|1" or 1.125" headtube?||nova|
Nov 27, 2001 2:56 PM
|If you were to choose between a new frameset with 1" head and steerer tubes, and a new frameset with 1.125" tubes and costs $100 more, which would you pick? (assume that all other criteria are identical, including the make and model, with the exception of the model year.)
Does anyone who owns bikes with both diameters care to comment on handling and rigidity? I know that the 1.125" size is supposed to be more durable, but what are your practical observations?

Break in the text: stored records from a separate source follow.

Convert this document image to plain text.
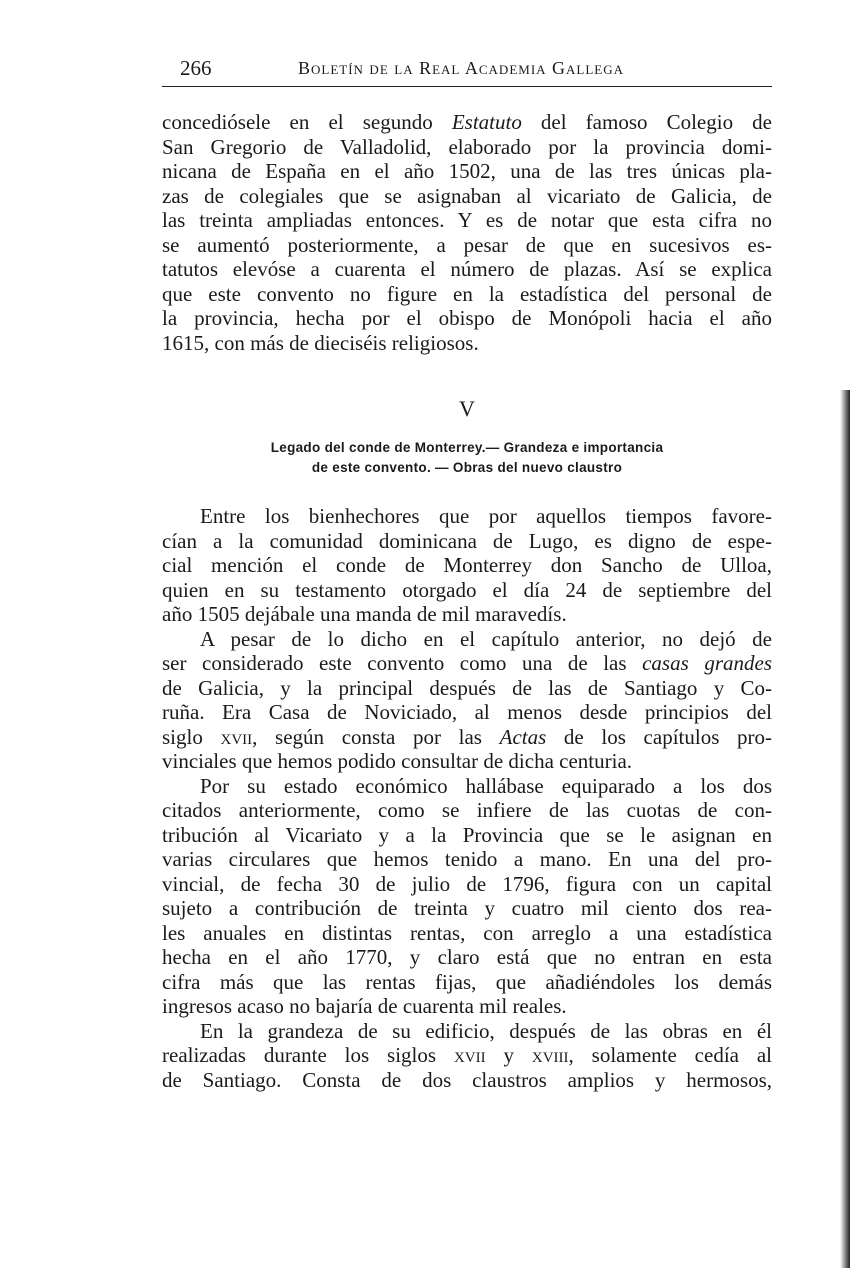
266	Boletín de la Real Academia Gallega
concediósele en el segundo Estatuto del famoso Colegio de
San Gregorio de Valladolid, elaborado por la provincia domi-
nicana de España en el año 1502, una de las tres únicas pla-
zas de colegiales que se asignaban al vicariato de Galicia, de
las treinta ampliadas entonces. Y es de notar que esta cifra no
se aumentó posteriormente, a pesar de que en sucesivos es-
tatutos elevóse a cuarenta el número de plazas. Así se explica
que este convento no figure en la estadística del personal de
la provincia, hecha por el obispo de Monópoli hacia el año
1615, con más de dieciséis religiosos.
V
Legado del conde de Monterrey.— Grandeza e importancia
de este convento. — Obras del nuevo claustro
Entre los bienhechores que por aquellos tiempos favore-
cían a la comunidad dominicana de Lugo, es digno de espe-
cial mención el conde de Monterrey don Sancho de Ulloa,
quien en su testamento otorgado el día 24 de septiembre del
año 1505 dejábale una manda de mil maravedís.
A pesar de lo dicho en el capítulo anterior, no dejó de
ser considerado este convento como una de las casas grandes
de Galicia, y la principal después de las de Santiago y Co-
ruña. Era Casa de Noviciado, al menos desde principios del
siglo xvii, según consta por las Actas de los capítulos pro-
vinciales que hemos podido consultar de dicha centuria.
Por su estado económico hallábase equiparado a los dos
citados anteriormente, como se infiere de las cuotas de con-
tribución al Vicariato y a la Provincia que se le asignan en
varias circulares que hemos tenido a mano. En una del pro-
vincial, de fecha 30 de julio de 1796, figura con un capital
sujeto a contribución de treinta y cuatro mil ciento dos rea-
les anuales en distintas rentas, con arreglo a una estadística
hecha en el año 1770, y claro está que no entran en esta
cifra más que las rentas fijas, que añadiéndoles los demás
ingresos acaso no bajaría de cuarenta mil reales.
En la grandeza de su edificio, después de las obras en él
realizadas durante los siglos xvii y xviii, solamente cedía al
de Santiago. Consta de dos claustros amplios y hermosos,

|re: 1" or 1.125" headtube?||gtx|
Nov 27, 2001 3:32 PM
|I'd go 1 1/8th if you plan to have the bike for quite a while and like carbon forks--for better selection of forks in the future (and possibly headsets and stems). Look what happened to mountain bikes--it's pretty hard to find forks or threadless stems for 1" mtbs these days. If you're a steel is real kind of guy I'd go for a 1" steel fork with a steel quil stem (but that's me). I'd say there's little functional difference between the two, though there might be an argument for 1 1/8 for huge guys on huge bikes.|
|re: 1" or 1.125" headtube?||Eric|
Nov 28, 2001 10:20 AM
|I would choose 1.125" because of the increased diameter providing slightly more stiffness in an all-carbon fork. Plus, in the case of a Reynolds Ouzo Pro fork, one has the option of using more spacers (if needed) on the 1.125" fork compared to the 1" fork according to Reynolds. Finally, I do feel as though 1.125" is slowly becoming the standard on road frames. However 1" stems/headsets/forks will remain because of the volume of bikes out there with 1" head tubes, and that road frame turnover is at a slower rate than MTB.
But, stay away from integrated HS designs (IMO). I would choose a 1" non-integrated design over that of a 1.125" integrated design.